Luminary’s LMY-920 is a new form of non-viral CAR T-cell therapy that uses the genetically-modified T-cells containing the BAFF target. That target was originally uncovered by Reshmi Parameswaran, PhD, an assistant professor at Case Western Reserve School of Medicine. With the new agreement now in place, Luminary will hold an exclusive license that will enable it to use the BAFF target in other CAR T-cell constructs.

“Our rationale for choosing to collaborate with Luminary Tx is due to their non-viral approach for clinical development with our BAFF target,” Michael Haag, executive director of technology management at Case Western, said in a press release.

“We believe that Luminary’s experience and flexibility can move this asset into the clinic faster than other therapeutic companies,” Haag said.
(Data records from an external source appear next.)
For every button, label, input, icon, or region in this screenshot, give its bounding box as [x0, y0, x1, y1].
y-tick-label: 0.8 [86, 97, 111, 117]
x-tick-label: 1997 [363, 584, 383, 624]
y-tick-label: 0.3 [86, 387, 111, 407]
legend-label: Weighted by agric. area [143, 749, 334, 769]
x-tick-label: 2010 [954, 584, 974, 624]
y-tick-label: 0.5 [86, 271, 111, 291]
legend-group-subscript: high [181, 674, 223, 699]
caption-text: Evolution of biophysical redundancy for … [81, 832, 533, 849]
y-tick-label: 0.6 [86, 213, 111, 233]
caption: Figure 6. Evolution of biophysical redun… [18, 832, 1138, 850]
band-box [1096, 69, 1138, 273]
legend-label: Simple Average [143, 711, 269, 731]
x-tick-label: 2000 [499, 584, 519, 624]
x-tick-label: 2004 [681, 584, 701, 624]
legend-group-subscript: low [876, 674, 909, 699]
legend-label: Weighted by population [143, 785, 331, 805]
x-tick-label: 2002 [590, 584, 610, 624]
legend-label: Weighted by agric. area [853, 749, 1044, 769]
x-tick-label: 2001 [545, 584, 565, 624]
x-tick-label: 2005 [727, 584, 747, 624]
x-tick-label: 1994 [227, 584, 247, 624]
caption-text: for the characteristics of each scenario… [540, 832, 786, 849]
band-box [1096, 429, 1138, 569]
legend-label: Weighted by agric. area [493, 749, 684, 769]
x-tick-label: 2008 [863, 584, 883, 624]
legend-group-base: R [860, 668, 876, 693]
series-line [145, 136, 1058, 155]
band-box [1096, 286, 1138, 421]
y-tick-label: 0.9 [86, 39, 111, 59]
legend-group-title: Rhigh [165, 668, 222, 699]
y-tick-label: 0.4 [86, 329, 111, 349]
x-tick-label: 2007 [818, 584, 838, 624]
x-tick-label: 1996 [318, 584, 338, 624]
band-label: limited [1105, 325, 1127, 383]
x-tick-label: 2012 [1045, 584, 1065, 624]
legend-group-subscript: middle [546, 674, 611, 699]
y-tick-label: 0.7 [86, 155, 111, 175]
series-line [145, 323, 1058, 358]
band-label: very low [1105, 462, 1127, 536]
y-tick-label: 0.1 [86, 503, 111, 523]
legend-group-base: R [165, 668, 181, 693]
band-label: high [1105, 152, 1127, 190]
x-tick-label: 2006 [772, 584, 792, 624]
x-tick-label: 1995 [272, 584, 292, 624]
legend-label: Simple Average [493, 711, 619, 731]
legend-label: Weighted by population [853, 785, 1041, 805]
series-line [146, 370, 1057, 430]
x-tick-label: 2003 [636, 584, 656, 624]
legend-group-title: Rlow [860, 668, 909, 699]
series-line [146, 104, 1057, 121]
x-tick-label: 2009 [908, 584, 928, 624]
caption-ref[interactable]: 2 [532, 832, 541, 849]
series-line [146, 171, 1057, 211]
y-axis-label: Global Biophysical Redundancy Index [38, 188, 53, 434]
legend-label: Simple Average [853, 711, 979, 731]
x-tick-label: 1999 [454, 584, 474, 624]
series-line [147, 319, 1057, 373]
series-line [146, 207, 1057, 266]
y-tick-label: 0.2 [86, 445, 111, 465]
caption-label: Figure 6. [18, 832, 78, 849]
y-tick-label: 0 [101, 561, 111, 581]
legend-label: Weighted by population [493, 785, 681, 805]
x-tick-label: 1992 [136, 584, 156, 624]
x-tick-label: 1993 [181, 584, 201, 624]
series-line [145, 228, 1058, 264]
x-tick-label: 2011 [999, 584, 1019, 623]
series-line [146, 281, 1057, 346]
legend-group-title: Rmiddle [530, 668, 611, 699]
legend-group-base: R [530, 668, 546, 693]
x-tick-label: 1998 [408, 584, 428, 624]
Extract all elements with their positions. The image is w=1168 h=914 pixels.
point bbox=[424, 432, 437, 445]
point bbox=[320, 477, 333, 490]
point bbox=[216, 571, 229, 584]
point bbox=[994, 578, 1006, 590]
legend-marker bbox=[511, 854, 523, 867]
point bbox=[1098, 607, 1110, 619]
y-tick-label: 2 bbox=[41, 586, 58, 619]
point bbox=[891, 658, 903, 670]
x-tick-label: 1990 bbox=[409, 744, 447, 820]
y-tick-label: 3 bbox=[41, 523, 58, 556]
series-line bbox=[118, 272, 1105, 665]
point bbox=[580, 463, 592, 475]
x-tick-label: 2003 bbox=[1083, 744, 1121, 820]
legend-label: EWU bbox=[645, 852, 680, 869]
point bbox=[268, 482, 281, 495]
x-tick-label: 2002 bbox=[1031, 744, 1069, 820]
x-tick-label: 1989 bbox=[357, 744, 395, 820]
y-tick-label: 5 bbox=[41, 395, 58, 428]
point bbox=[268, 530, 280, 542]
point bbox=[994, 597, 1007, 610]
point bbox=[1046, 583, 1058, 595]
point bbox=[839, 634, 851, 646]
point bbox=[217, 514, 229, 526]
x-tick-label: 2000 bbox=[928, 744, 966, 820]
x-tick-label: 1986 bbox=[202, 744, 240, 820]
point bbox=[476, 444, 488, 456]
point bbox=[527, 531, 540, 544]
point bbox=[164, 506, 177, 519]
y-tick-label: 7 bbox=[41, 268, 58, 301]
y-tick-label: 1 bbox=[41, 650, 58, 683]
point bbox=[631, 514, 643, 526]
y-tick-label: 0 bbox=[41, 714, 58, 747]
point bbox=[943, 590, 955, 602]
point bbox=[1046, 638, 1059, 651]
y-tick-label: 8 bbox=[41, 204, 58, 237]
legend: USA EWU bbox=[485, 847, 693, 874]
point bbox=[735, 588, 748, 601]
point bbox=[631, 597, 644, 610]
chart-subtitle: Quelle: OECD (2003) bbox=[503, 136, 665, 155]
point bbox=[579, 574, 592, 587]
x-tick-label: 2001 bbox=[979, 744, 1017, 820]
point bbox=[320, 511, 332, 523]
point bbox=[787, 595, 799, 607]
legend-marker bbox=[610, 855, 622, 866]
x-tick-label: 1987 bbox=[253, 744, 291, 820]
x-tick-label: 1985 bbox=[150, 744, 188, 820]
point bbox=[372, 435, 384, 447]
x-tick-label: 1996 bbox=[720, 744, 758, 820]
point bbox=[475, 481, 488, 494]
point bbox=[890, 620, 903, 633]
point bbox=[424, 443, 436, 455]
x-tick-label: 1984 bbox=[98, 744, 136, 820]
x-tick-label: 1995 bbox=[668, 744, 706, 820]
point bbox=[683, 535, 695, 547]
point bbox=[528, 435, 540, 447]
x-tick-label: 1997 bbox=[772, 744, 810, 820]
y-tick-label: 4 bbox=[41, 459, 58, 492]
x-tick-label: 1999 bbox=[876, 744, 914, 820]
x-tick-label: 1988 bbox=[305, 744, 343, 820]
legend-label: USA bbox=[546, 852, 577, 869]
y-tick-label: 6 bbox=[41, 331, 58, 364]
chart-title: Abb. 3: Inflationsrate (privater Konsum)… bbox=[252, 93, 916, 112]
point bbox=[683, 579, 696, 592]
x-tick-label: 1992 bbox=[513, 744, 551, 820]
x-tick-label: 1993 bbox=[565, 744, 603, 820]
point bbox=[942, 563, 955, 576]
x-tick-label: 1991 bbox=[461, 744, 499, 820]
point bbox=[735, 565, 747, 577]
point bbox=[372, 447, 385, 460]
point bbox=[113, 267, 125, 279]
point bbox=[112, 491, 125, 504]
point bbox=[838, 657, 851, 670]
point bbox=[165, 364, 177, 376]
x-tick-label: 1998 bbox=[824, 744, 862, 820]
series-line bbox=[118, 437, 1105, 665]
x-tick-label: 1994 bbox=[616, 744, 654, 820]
BAFF enables modified T-cells to recognize three different receptors — BAFF, BCMA, and TACI — on the surface of malignant and inflammatory B-cells. Engineered T-cells containing the BAFF target tend to bind and destroy mature B-cells containing one of these three receptors, while sparing immature B-cells.

“This next generation BAFF CAR offers the promise of treating B-cell malignancies without total loss of a patient’s healthy B-cells as well as offering the promise of a reduction in antigen escape during the treatment regimen,” said Beau Webber, Luminary’s chief scientific officer.

Luminary now intends to conduct a series of preclinical studies on LMY-920 to support the future submission of an investigational new drug application (IND). That application will enable the company to advance its new CAR T-cell therapy into clinical testing.

First on the company’s plans are the launch of two Phase 1 trials testing LMY-920 in people with mantle cell lymphoma and Sjogren’s syndrome.

“Our development plan focuses on non-viral CAR-T platforms that can speed our time to the clinic well ahead of other virus-based approaches,” said Jeff Liter, CEO of Luminary.

The collaboration also will enable the company to benefit from the expertise of researchers at Case Western. The university’s infrastructures and manufacturing facilities — notably its Cellular Therapy Laboratory, an on-site state-of-the-art cell manufacturing center — also will expedite the creation of modified T-cells at a lower cost.